How could I refuse to the Increate what I had willingly given the Autarch when I struck off Katharine’s head?

XXXII

To the Castle

THE REMAINING ISLANDS were separated now, and though the boats moved among them and sails were bent to every limb, I could not but feel that we were stationary under the streaming clouds, our motion only the last delusion of a drowning land.

Many of the floating islands I had seen earlier that day had been left behind as refuges for women and children. Half a dozen remained, and I stood upon the highest of Llibio’s, the largest of the six. Besides the old man and me, it carried seven fighters. The other islands bore four or five apiece. In addition to the islands we had about thirty boats, each crewed by two or three.

I did not deceive myself into thinking that our hundred men, with their knives and fish spears, constituted a formidable force; a handful of Abdiesus’s dimarchi would have scattered them like chaff. But they were my followers, and to lead men into battle is a feeling like no other.

Not a glimmer showed upon the waters of the lake, save for the green, reflected light that fell from the myriad leaves of the Forest of Lune, fifty thousand leagues away. Those waters made me think of steel, polished and oiled. The faint wind brought no white foam, though it moved them in long swells like hills of metal.

After a time a cloud obscured the moon, and I wondered briefly whether the lake people would lose their bearings in the dark. It might have been broad noon, however, from the way they handled their vessels, and though boats and islands were often close together, I never in all that voyage saw two that were in the slightest danger of fouling each other.

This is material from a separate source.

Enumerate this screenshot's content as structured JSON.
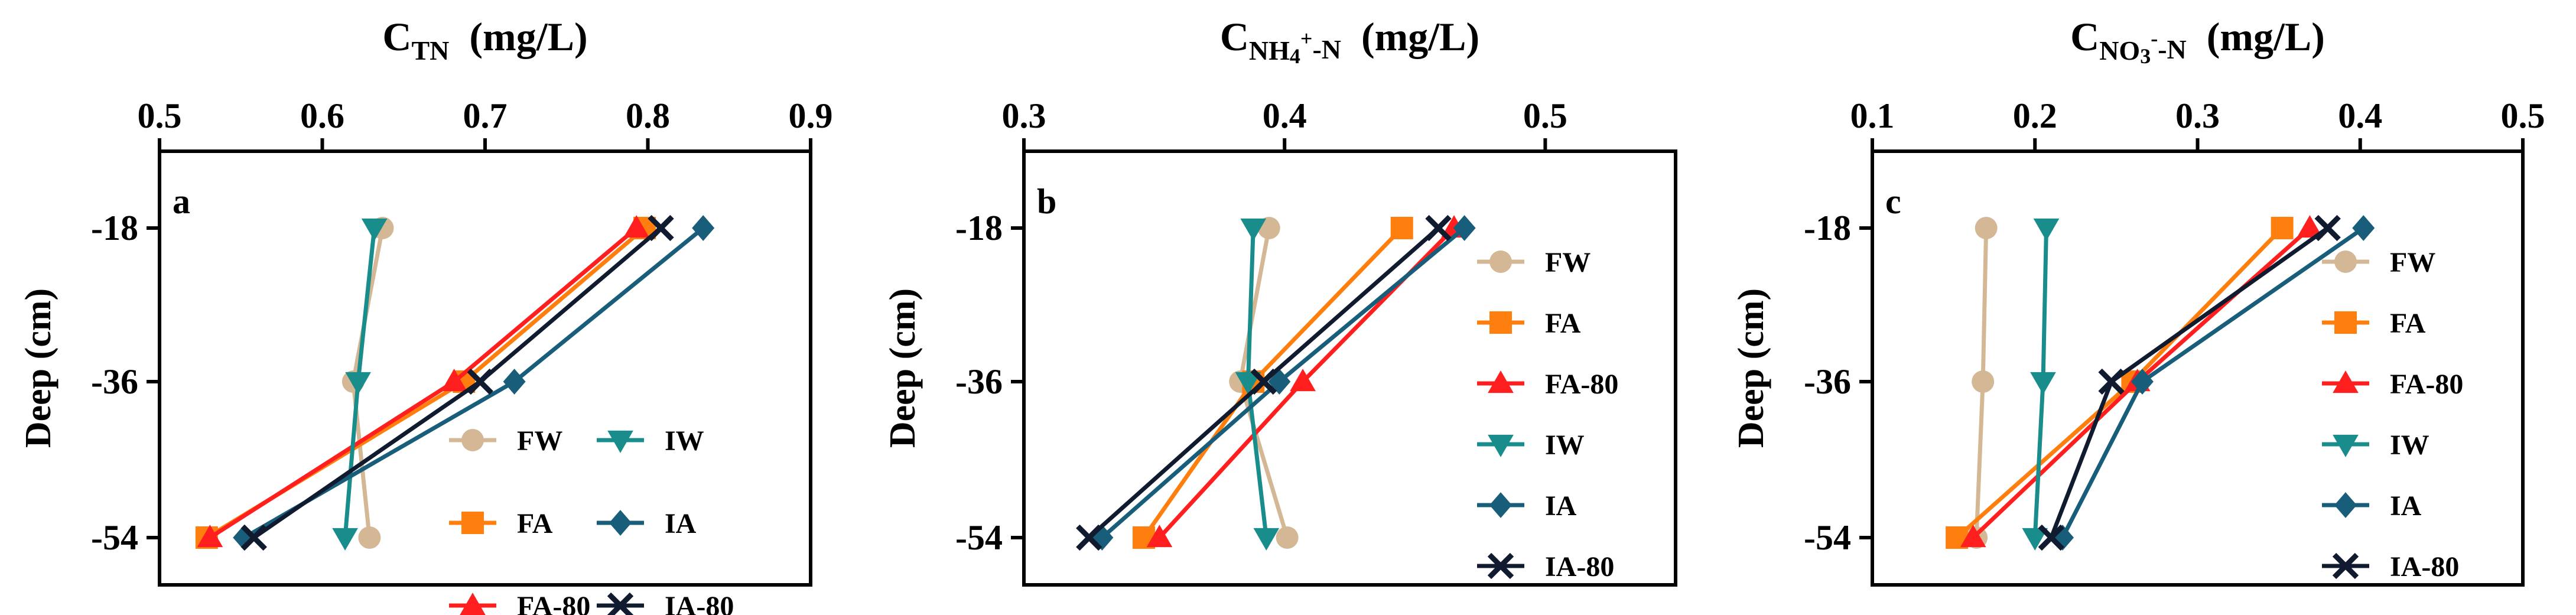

To be conveyed as I was, by starlight and in darkness, in the midst of my own archipelago, with no sound but the whisper of the wind and the dipping of paddles that rose and fell as regularly as the ticking of a clock, with no motion that could be felt beyond the gentle swelling of the waves, might have been calming and even soporific, for I was tired, though I had slept a little before we set out; but the chill of the night air and the thought of what we were going to do kept me awake.

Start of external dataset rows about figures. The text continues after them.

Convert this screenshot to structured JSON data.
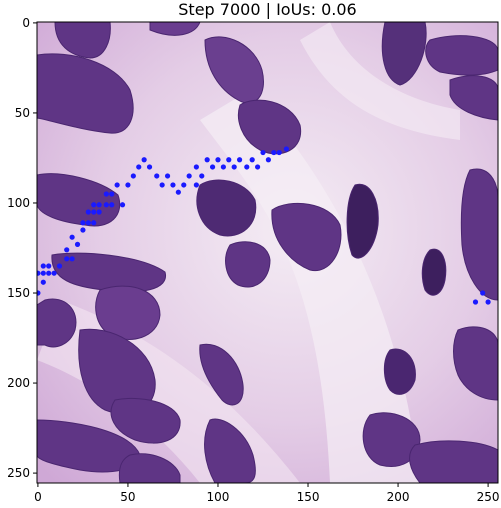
{
  "title": "Step 7000 | IoUs: 0.06",
  "image": {
    "x_range": [
      0,
      255
    ],
    "y_range": [
      0,
      255
    ],
    "x_ticks": [
      0,
      50,
      100,
      150,
      200,
      250
    ],
    "y_ticks": [
      0,
      50,
      100,
      150,
      200,
      250
    ]
  },
  "colors": {
    "background": "#e6cde8",
    "nucleus": "#5a2f80",
    "nucleus_dark": "#3d1f5e",
    "stroma": "#f3e9f3",
    "points": "#1a1aff"
  },
  "chart_data": {
    "type": "scatter",
    "title": "Step 7000 | IoUs: 0.06",
    "xlim": [
      0,
      255
    ],
    "ylim": [
      255,
      0
    ],
    "series": [
      {
        "points": [
          [
            0,
            150
          ],
          [
            0,
            139
          ],
          [
            3,
            139
          ],
          [
            3,
            144
          ],
          [
            3,
            135
          ],
          [
            6,
            139
          ],
          [
            6,
            135
          ],
          [
            9,
            139
          ],
          [
            12,
            135
          ],
          [
            16,
            131
          ],
          [
            16,
            126
          ],
          [
            19,
            119
          ],
          [
            19,
            131
          ],
          [
            22,
            123
          ],
          [
            25,
            115
          ],
          [
            25,
            111
          ],
          [
            28,
            105
          ],
          [
            28,
            111
          ],
          [
            31,
            101
          ],
          [
            31,
            105
          ],
          [
            31,
            111
          ],
          [
            34,
            105
          ],
          [
            34,
            101
          ],
          [
            38,
            101
          ],
          [
            38,
            95
          ],
          [
            41,
            101
          ],
          [
            41,
            95
          ],
          [
            44,
            90
          ],
          [
            47,
            101
          ],
          [
            50,
            90
          ],
          [
            53,
            85
          ],
          [
            56,
            80
          ],
          [
            59,
            76
          ],
          [
            62,
            80
          ],
          [
            66,
            85
          ],
          [
            69,
            90
          ],
          [
            72,
            85
          ],
          [
            75,
            90
          ],
          [
            78,
            94
          ],
          [
            81,
            90
          ],
          [
            84,
            85
          ],
          [
            88,
            90
          ],
          [
            88,
            80
          ],
          [
            91,
            85
          ],
          [
            94,
            76
          ],
          [
            97,
            80
          ],
          [
            100,
            76
          ],
          [
            103,
            80
          ],
          [
            106,
            76
          ],
          [
            109,
            80
          ],
          [
            112,
            76
          ],
          [
            116,
            80
          ],
          [
            119,
            76
          ],
          [
            122,
            80
          ],
          [
            125,
            72
          ],
          [
            128,
            76
          ],
          [
            131,
            72
          ],
          [
            134,
            72
          ],
          [
            138,
            70
          ],
          [
            243,
            155
          ],
          [
            247,
            150
          ],
          [
            250,
            155
          ]
        ]
      }
    ]
  }
}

Neither Llibio nor any of the other islanders had been able to give me more than the vaguest information about the interior of the castle we were to storm. There was a principal building and a wall. Whether or not the principal building was a true keep — that is, a fortified tower high enough to look down upon the wall — I had no idea. Nor did I know whether there were other buildings in addition to the principal one (a barbican, for example), or whether the wall was strengthened with towers or turrets, or how many defenders it might have. The castle had been built in the space of two or three years with native labor; so it could not be as formidable as, say, Acies Castle; but a place a quarter of its strength would be impregnable to us.

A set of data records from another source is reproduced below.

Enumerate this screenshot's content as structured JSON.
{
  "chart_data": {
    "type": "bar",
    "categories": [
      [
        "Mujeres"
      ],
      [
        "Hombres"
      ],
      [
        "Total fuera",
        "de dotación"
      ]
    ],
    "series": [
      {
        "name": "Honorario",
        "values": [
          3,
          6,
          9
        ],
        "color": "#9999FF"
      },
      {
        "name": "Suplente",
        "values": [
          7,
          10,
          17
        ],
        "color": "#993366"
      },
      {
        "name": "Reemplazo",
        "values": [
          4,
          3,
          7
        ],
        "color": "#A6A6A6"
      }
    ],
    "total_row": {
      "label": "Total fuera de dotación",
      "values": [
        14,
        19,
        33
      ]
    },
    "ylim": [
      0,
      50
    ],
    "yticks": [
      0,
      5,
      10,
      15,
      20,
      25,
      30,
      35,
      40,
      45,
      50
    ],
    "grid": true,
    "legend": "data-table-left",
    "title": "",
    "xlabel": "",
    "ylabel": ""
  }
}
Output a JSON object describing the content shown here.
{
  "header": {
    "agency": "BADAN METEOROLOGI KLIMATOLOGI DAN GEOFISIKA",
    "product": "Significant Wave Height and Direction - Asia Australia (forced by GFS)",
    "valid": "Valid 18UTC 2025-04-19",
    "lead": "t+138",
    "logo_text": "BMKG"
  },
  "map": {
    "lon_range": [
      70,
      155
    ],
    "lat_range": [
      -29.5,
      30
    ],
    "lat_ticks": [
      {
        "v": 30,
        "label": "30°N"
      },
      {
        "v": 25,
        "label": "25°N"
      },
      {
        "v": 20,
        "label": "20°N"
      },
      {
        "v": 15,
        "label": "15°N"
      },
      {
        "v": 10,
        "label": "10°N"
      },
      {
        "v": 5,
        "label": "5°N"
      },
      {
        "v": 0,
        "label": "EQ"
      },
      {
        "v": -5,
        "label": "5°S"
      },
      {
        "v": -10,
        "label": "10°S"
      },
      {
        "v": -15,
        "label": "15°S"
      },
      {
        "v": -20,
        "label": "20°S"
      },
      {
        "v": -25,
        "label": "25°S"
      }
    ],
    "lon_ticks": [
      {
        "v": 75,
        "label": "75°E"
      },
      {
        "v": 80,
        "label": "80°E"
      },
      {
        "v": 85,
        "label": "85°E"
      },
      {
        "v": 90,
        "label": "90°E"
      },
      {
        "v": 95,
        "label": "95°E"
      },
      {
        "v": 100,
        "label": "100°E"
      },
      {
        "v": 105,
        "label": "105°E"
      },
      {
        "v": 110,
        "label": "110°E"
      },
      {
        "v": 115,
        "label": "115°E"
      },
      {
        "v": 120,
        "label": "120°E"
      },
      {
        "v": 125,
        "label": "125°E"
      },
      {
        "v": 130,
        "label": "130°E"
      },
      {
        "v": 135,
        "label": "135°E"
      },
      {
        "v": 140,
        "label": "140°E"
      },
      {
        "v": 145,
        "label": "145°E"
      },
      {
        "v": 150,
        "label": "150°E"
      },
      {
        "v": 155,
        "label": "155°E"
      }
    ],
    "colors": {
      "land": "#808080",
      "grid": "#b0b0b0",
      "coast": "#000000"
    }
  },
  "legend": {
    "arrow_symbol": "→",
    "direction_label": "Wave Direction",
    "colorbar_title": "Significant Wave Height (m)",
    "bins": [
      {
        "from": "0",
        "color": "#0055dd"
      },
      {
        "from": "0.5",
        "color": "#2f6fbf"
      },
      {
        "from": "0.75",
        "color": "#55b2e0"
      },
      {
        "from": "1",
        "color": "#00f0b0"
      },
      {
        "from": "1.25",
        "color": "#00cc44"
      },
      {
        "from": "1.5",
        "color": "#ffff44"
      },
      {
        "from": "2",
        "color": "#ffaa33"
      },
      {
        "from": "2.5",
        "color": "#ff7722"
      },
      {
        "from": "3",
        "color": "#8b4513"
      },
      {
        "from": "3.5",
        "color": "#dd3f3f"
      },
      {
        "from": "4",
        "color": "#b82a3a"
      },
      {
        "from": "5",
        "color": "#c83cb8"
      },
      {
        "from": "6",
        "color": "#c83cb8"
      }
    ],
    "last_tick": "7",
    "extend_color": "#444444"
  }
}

I was acutely conscious of how little fitted I was to lead such an expedition. I had never so much as seen a battle, much less taken part in one. My knowledge of military architecture came from my upbringing in the Citadel and some casual sightseeing among the fortifications of Thrax, and what I knew — or thought I knew — of tactics had been gleaned from equally casual reading. I remembered how I had played in the necropolis as a boy, fighting mock skirmishes with wooden swords, and the thought made me almost physically ill. Not because I feared much for my own life, but because I knew that an error of mine might result in the deaths of most of these innocent and ignorant men, who looked to me for leadership.